Devils’ Points and Angels’ Peaks

I’M treading carefully for fear of lowering the tone of this website. My last article concerned toilets and that’s as low as I intend to sink. But this post commences on a mountain called the Devil’s Point, and I’ve a feeling I’m about to descend to saucy seaside postcard levels . . .

The Devil’s Point is known in Gaelic as Bod an Deamhain, which translates roughly – very roughly – as “point of the demon”. Only the Gaelic is more specific. It’s not a “point” as such – it concerns a bit of the Devil’s anatomy that could, I suppose, be loosely described, and with a degree of imagination, as a point. The Scottish Mountaineering Club’s Hillwalkers’ Guide, The Munros, Volume I, is more explicit:

. . . Bod an Deamhain, the Demon’s Penis.

Queen Victoria gets the blame for the censored version that appears on Ordnance Survey maps and has fallen into common usage. And whether she’s guilty or not, she deserves the blame anyway for immersing Britain in a duplicitous morality where women were encouraged to wear false, protruding bottoms while table legs were covered to prevent sexually-repressed men ogling them. What sort of message did that send out? You can fantasise about the vicar’s wife’s derrière but for heaven’s sake don’t fiddle with her furniture.

Queen Victoria was taking the airs in Glen Dee with her favourite gillie and secret lover, John Brown, when she asked him to translate the name of the fine mountain rising spectacularly above the river. Slightly abashed, Brown coughed politely and produced the euphemism we have come to know and probably love. Apparently, this was immediately prior to their romance abruptly ending. Later that day, on discovering her legs weren’t made of wood and there were no castors on her feet, Brown gave her the heave-ho and went drinking with his mates. Just kidding.

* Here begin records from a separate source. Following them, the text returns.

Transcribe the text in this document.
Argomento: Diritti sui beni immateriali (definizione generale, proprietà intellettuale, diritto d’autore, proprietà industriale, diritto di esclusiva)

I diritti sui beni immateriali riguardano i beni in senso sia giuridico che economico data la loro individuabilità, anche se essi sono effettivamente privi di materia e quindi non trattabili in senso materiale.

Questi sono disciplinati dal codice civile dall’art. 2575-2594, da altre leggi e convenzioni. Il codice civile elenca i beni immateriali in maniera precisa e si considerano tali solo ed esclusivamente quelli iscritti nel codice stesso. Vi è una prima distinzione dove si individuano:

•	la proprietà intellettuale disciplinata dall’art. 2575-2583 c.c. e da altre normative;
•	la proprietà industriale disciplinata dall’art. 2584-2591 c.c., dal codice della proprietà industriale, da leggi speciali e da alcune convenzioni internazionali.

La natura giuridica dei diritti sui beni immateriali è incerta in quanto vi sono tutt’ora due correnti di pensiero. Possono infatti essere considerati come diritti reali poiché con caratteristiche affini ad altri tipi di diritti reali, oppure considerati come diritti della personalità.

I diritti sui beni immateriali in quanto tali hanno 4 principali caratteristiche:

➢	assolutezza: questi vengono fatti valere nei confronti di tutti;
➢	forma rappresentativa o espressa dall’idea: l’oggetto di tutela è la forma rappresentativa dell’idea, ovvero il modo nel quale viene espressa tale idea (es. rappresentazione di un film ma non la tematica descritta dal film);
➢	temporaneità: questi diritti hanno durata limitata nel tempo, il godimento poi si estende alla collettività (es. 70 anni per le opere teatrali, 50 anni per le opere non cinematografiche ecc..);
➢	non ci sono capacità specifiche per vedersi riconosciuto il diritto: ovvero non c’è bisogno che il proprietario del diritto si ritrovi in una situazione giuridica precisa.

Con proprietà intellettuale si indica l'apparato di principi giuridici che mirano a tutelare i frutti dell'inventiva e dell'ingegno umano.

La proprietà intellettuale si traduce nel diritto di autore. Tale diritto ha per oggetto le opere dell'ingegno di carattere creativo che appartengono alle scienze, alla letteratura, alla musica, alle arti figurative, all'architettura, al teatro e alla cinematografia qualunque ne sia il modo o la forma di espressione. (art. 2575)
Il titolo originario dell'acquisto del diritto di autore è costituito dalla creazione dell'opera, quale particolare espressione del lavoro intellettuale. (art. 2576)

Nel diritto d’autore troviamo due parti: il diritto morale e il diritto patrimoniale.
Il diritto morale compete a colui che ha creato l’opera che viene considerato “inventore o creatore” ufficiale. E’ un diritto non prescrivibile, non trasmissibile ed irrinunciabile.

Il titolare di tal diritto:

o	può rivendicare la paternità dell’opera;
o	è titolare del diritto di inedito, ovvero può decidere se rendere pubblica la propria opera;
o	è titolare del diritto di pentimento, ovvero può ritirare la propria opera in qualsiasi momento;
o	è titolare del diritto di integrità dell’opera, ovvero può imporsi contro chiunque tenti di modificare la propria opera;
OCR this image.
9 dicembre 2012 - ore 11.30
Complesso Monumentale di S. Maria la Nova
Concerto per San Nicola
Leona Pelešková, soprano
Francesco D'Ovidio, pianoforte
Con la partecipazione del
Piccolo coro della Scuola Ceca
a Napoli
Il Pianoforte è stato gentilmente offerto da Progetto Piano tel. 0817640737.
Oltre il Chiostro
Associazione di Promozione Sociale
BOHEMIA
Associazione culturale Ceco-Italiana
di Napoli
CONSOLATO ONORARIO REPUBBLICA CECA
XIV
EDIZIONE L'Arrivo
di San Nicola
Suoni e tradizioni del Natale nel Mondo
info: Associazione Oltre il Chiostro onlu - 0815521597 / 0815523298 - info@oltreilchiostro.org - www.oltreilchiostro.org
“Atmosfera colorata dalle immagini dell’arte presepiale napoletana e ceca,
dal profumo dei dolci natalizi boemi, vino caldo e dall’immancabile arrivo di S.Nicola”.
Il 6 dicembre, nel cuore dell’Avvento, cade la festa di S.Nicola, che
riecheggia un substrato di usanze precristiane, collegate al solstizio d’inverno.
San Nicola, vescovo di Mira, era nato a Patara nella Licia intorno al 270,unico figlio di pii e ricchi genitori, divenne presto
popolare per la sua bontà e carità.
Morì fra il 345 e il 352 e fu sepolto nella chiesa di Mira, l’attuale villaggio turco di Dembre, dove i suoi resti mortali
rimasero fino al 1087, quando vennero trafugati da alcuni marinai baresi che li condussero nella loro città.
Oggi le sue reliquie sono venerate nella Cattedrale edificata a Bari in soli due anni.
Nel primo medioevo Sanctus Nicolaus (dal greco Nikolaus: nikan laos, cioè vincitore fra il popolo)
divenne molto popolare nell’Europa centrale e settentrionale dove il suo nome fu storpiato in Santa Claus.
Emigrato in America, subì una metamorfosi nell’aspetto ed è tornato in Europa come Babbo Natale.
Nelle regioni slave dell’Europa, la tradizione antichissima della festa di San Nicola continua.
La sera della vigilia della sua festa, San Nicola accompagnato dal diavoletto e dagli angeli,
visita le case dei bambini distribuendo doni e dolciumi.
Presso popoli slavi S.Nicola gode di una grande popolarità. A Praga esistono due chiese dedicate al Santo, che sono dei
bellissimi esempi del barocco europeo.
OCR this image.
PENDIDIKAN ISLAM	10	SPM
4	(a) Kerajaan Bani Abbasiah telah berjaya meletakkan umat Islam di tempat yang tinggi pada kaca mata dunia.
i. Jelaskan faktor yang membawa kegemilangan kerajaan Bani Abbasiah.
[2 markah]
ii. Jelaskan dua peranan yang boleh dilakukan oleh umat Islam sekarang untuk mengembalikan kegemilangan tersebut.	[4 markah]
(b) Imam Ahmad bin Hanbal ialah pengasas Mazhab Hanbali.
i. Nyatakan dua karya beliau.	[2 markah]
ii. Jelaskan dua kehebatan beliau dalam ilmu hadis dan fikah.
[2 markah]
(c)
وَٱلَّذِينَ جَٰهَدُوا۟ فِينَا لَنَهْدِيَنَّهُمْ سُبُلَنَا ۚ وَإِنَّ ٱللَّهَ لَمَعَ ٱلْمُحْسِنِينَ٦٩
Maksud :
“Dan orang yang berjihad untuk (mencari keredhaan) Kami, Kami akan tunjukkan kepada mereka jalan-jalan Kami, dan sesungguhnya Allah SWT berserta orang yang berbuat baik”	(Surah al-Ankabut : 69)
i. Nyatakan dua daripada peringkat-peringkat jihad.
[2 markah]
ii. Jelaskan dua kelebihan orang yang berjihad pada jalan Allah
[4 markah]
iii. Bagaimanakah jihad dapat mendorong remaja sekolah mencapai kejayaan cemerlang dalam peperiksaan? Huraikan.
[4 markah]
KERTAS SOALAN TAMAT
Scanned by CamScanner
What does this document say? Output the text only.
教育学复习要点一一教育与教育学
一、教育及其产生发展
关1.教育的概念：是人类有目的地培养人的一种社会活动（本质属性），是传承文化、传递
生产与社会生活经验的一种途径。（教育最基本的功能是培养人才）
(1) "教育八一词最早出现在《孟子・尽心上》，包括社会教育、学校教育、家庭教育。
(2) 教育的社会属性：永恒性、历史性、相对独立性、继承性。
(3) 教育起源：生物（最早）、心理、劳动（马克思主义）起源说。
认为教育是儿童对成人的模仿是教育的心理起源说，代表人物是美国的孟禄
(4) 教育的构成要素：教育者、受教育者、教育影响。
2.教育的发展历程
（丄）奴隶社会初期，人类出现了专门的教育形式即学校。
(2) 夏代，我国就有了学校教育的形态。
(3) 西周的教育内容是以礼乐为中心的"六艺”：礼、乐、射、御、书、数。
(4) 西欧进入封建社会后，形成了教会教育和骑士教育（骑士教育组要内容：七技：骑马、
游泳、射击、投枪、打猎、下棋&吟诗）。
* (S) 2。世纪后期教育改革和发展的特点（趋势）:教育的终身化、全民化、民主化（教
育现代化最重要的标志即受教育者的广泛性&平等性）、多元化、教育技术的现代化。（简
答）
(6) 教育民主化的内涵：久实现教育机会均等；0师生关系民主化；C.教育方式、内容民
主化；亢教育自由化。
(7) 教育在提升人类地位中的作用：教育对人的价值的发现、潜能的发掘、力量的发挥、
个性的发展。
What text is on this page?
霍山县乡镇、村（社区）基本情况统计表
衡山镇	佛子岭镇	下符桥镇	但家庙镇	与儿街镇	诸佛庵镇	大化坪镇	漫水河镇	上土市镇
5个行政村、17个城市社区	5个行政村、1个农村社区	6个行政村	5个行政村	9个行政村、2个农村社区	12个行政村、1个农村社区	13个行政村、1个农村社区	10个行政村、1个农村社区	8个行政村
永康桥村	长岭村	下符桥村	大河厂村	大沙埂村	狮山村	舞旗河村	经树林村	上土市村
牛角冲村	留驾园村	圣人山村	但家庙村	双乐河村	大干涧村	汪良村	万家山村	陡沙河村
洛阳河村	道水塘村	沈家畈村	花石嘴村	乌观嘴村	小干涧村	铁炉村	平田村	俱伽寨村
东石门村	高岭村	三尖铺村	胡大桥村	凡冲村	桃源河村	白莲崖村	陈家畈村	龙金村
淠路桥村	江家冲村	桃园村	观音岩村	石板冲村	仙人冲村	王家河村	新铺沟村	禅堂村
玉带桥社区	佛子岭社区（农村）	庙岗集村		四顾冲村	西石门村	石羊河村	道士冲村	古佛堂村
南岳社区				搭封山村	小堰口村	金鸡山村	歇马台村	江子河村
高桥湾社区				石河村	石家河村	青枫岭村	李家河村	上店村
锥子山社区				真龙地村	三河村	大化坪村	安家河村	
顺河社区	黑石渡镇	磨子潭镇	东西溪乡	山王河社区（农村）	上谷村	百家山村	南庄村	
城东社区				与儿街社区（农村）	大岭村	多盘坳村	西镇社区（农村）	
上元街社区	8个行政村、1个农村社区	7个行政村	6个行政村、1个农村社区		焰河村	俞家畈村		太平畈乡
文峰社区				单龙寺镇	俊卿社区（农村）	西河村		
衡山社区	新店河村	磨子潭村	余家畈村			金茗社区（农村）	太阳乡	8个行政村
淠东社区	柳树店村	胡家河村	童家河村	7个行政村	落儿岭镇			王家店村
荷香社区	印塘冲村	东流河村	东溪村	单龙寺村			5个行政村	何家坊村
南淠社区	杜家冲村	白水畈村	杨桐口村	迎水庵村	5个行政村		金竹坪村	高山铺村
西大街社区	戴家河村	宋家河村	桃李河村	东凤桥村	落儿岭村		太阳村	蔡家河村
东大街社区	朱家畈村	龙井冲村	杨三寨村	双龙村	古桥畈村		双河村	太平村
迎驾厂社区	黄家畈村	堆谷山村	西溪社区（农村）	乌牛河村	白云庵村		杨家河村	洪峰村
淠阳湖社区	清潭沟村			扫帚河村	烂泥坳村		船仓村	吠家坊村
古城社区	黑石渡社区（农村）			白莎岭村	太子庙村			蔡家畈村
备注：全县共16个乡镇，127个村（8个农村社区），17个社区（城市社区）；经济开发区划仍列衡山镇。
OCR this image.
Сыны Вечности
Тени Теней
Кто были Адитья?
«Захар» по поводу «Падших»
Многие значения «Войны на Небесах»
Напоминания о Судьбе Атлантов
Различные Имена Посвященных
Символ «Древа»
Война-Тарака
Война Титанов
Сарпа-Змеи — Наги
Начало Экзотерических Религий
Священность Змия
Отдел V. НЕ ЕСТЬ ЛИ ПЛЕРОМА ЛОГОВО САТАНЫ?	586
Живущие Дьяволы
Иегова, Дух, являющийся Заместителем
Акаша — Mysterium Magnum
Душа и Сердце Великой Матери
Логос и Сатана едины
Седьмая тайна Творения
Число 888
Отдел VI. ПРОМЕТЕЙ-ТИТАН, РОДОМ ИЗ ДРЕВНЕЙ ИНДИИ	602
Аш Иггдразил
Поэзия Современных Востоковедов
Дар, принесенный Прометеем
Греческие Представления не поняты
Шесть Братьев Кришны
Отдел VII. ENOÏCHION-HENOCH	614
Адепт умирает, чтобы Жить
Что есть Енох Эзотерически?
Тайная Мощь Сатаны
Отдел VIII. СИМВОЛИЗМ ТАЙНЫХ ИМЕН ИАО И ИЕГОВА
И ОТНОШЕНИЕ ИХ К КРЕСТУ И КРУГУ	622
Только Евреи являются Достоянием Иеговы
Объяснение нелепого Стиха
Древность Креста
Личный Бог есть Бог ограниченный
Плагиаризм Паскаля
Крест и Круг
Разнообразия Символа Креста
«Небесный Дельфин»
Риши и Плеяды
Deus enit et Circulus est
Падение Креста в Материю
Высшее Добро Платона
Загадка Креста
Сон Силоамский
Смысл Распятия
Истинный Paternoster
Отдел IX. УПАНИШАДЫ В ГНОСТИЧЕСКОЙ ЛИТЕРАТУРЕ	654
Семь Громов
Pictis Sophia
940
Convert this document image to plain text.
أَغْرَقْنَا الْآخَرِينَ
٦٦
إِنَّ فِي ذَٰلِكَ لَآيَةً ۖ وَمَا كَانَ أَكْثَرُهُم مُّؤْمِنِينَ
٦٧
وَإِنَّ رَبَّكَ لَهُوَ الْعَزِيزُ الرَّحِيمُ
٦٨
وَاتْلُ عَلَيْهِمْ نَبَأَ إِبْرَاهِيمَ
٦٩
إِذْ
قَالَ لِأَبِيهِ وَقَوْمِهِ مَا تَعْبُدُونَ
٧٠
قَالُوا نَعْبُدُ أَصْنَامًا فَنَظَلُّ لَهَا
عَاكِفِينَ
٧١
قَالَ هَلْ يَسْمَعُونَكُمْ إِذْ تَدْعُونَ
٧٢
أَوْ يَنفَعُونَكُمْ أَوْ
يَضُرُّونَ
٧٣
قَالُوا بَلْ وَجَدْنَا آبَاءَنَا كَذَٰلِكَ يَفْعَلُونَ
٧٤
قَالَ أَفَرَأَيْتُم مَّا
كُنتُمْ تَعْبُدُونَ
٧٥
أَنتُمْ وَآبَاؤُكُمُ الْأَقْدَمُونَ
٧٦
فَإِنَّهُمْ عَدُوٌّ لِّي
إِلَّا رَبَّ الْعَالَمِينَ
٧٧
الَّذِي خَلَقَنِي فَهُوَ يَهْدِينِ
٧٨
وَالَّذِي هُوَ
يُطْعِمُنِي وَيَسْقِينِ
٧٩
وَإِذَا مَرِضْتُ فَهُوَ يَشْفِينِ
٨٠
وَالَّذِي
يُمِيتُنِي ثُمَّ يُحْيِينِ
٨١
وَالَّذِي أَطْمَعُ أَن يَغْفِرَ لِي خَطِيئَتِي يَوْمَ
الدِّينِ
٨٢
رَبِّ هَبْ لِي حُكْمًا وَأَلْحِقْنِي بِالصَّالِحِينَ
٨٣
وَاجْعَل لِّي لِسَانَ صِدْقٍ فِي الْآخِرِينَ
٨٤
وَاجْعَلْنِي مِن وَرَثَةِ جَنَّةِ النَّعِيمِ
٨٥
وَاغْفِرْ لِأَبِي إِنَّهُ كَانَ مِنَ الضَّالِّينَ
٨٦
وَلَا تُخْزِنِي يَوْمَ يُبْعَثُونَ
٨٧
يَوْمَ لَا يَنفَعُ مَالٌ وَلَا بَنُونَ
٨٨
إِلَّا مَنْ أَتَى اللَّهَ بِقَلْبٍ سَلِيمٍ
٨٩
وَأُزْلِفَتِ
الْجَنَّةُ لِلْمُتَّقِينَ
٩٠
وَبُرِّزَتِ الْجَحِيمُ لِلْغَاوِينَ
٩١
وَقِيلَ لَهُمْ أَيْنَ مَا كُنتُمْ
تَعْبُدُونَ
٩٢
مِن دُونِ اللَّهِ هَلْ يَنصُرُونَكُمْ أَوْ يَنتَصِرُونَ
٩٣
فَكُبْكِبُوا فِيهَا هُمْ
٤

So here I am, a small and pretty insignificant dot of humanity among the toes of the Devil’s Point. I’ve left the bike at Derry Lodge, tramped over a heathery ridge beneath the southern slopes of Carn á Mhaim, and crossed the ice-carved trough of the Lairig Ghru to Corrour bothy. The Devil’s Point rises above my head in great shiny slabs of dark rock. It’s a fine mountain, sure enough. It certainly doesn’t look like an appendage, so I don’t know where those Gaelic chaps were coming from.

There then follow several hours of desperately hard and sweaty work in blazing sunshine and scouring wind during which I climb to the very point of the Devil’s Point (1,004m or 3,294ft), traverse the summit of Stob Coire an t-Saighdeir to Scotland’s fourth-highest mountain, Cairn Toul (1,291m or 4,235ft), and continue to the fifth-highest mountain, Sgor an Lochain Uaine (1,258m or 4,127ft), which also rejoices in the poetic title of the Angel’s Peak.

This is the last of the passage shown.